There's a musical composition called Aphierosis, translated as 'Dedication'. Fits nicely with your altar. Aphierosis (dedication) By Theodore Antoniou - Score Sheet Music For - Buy Print Music S5.SR1068 | Sheet Music Plus
In two places online I found a notation that "AΦIЄPⲰCIC" = Consecratio. BTW: I believe your coin is Emmett 3995 & Milne 4733.
cool! found a different composition on Youtube https://www.cointalk.com/threads/deo-carus-tetradrachm.388343/#post-7976612 Greek guitar music is something I've never heard before. Pretty cool stuff
Good sleuthing. Best I could find is "apheresis," which has rather nothing to do with the situation at hand
The song I linked to is on Spotify. I don't know how to link that, though... Either way, you're reverse mystery is solved.

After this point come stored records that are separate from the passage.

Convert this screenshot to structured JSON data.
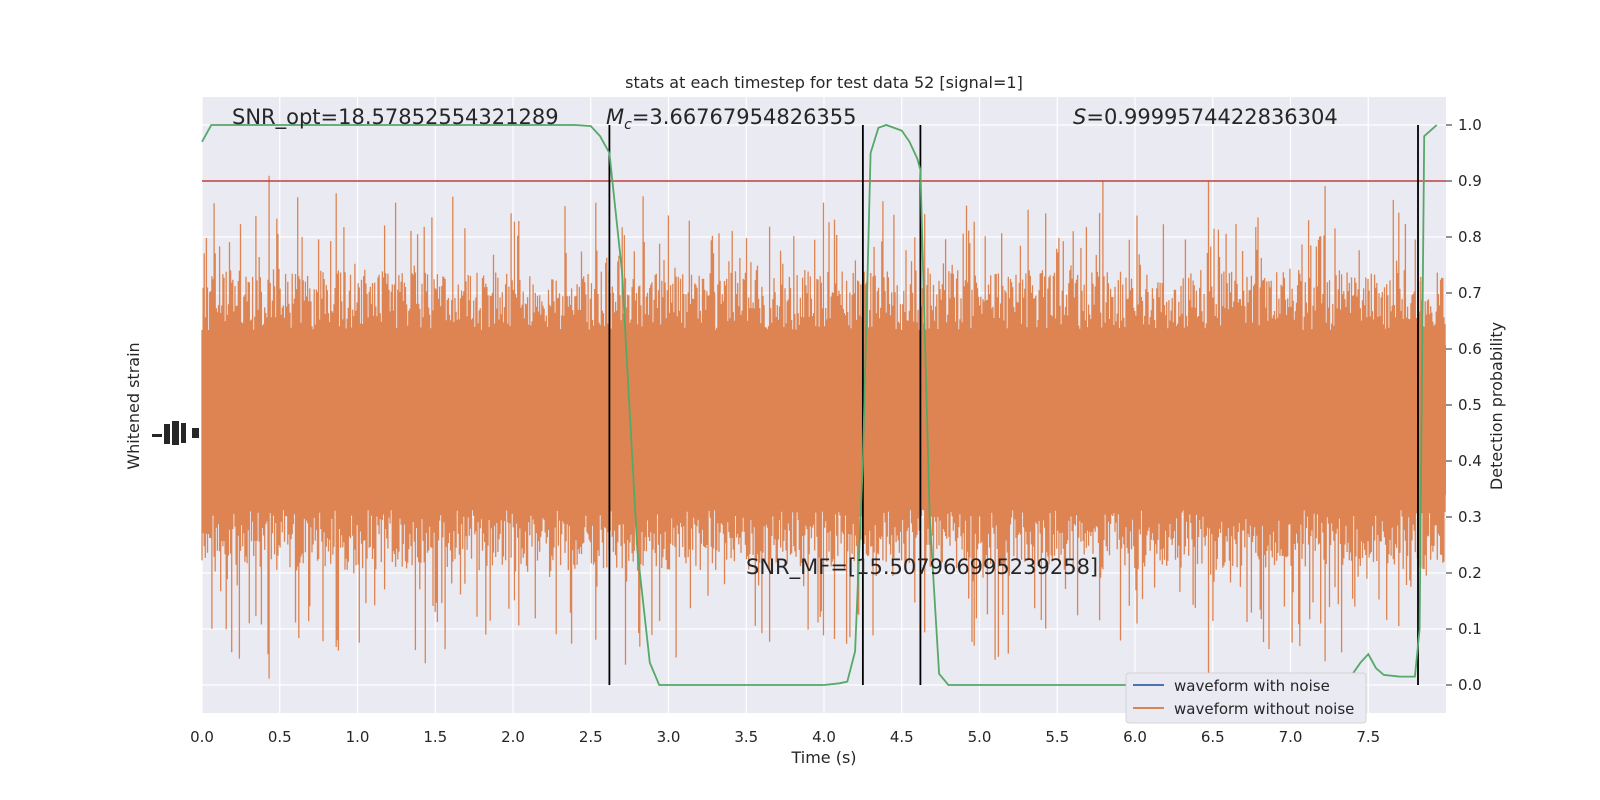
{
  "chart_data": {
    "type": "line",
    "title": "stats at each timestep for test data 52 [signal=1]",
    "xlabel": "Time (s)",
    "ylabel_left": "Whitened strain",
    "ylabel_right": "Detection probability",
    "xlim": [
      0.0,
      8.0
    ],
    "ylim_right": [
      -0.05,
      1.05
    ],
    "x_ticks": [
      "0.0",
      "0.5",
      "1.0",
      "1.5",
      "2.0",
      "2.5",
      "3.0",
      "3.5",
      "4.0",
      "4.5",
      "5.0",
      "5.5",
      "6.0",
      "6.5",
      "7.0",
      "7.5"
    ],
    "x_tick_values": [
      0.0,
      0.5,
      1.0,
      1.5,
      2.0,
      2.5,
      3.0,
      3.5,
      4.0,
      4.5,
      5.0,
      5.5,
      6.0,
      6.5,
      7.0,
      7.5
    ],
    "right_ticks": [
      "0.0",
      "0.1",
      "0.2",
      "0.3",
      "0.4",
      "0.5",
      "0.6",
      "0.7",
      "0.8",
      "0.9",
      "1.0"
    ],
    "right_tick_values": [
      0.0,
      0.1,
      0.2,
      0.3,
      0.4,
      0.5,
      0.6,
      0.7,
      0.8,
      0.9,
      1.0
    ],
    "grid": true,
    "annotations": {
      "snr_opt": "SNR_opt=18.57852554321289",
      "mc_symbol": "M",
      "mc_subscript": "c",
      "mc_value": "=3.66767954826355",
      "s_symbol": "S",
      "s_value": "=0.9999574422836304",
      "snr_mf": "SNR_MF=[15.507966995239258]"
    },
    "threshold": {
      "value": 0.9,
      "color": "#c03d3e"
    },
    "vertical_lines_x": [
      2.62,
      4.25,
      4.62,
      7.82
    ],
    "legend_position": "lower-right",
    "series": [
      {
        "name": "waveform with noise",
        "color": "#4c72b0",
        "values": []
      },
      {
        "name": "waveform without noise",
        "color": "#dd8452",
        "values": []
      }
    ],
    "detection_probability": {
      "color": "#55a868",
      "x": [
        0.0,
        0.06,
        0.12,
        0.5,
        1.0,
        1.5,
        2.0,
        2.4,
        2.5,
        2.56,
        2.6,
        2.62,
        2.7,
        2.8,
        2.88,
        2.94,
        3.0,
        3.1,
        3.2,
        3.4,
        3.6,
        3.8,
        4.0,
        4.1,
        4.15,
        4.2,
        4.25,
        4.3,
        4.35,
        4.4,
        4.5,
        4.55,
        4.6,
        4.62,
        4.68,
        4.74,
        4.8,
        4.9,
        5.2,
        5.6,
        6.0,
        6.4,
        6.8,
        7.0,
        7.2,
        7.3,
        7.35,
        7.4,
        7.45,
        7.5,
        7.55,
        7.6,
        7.7,
        7.8,
        7.83,
        7.86,
        7.9,
        7.94
      ],
      "y": [
        0.97,
        1.0,
        1.0,
        1.0,
        1.0,
        1.0,
        1.0,
        1.0,
        0.998,
        0.98,
        0.96,
        0.95,
        0.74,
        0.24,
        0.04,
        0.0,
        0.0,
        0.0,
        0.0,
        0.0,
        0.0,
        0.0,
        0.0,
        0.003,
        0.006,
        0.06,
        0.4,
        0.95,
        0.995,
        1.0,
        0.99,
        0.97,
        0.94,
        0.92,
        0.3,
        0.02,
        0.0,
        0.0,
        0.0,
        0.0,
        0.0,
        0.0,
        0.0,
        0.0,
        0.0,
        0.002,
        0.005,
        0.02,
        0.04,
        0.055,
        0.03,
        0.018,
        0.015,
        0.015,
        0.1,
        0.98,
        0.99,
        1.0
      ]
    }
  }
}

It is a grammar thing. The legend reads "(dedicated) to the divine Carus" in the dative rather than the usual nominative "Carus" as found on regular, lifetime coins. The first letter is a theta with the Greek being closer to 'god' than the Latin Divus would be. This also comes with an Eagle. To me, the oddball one is Antoninus Pius with nominative on the obverse but dative DIVO PIO on the reverse.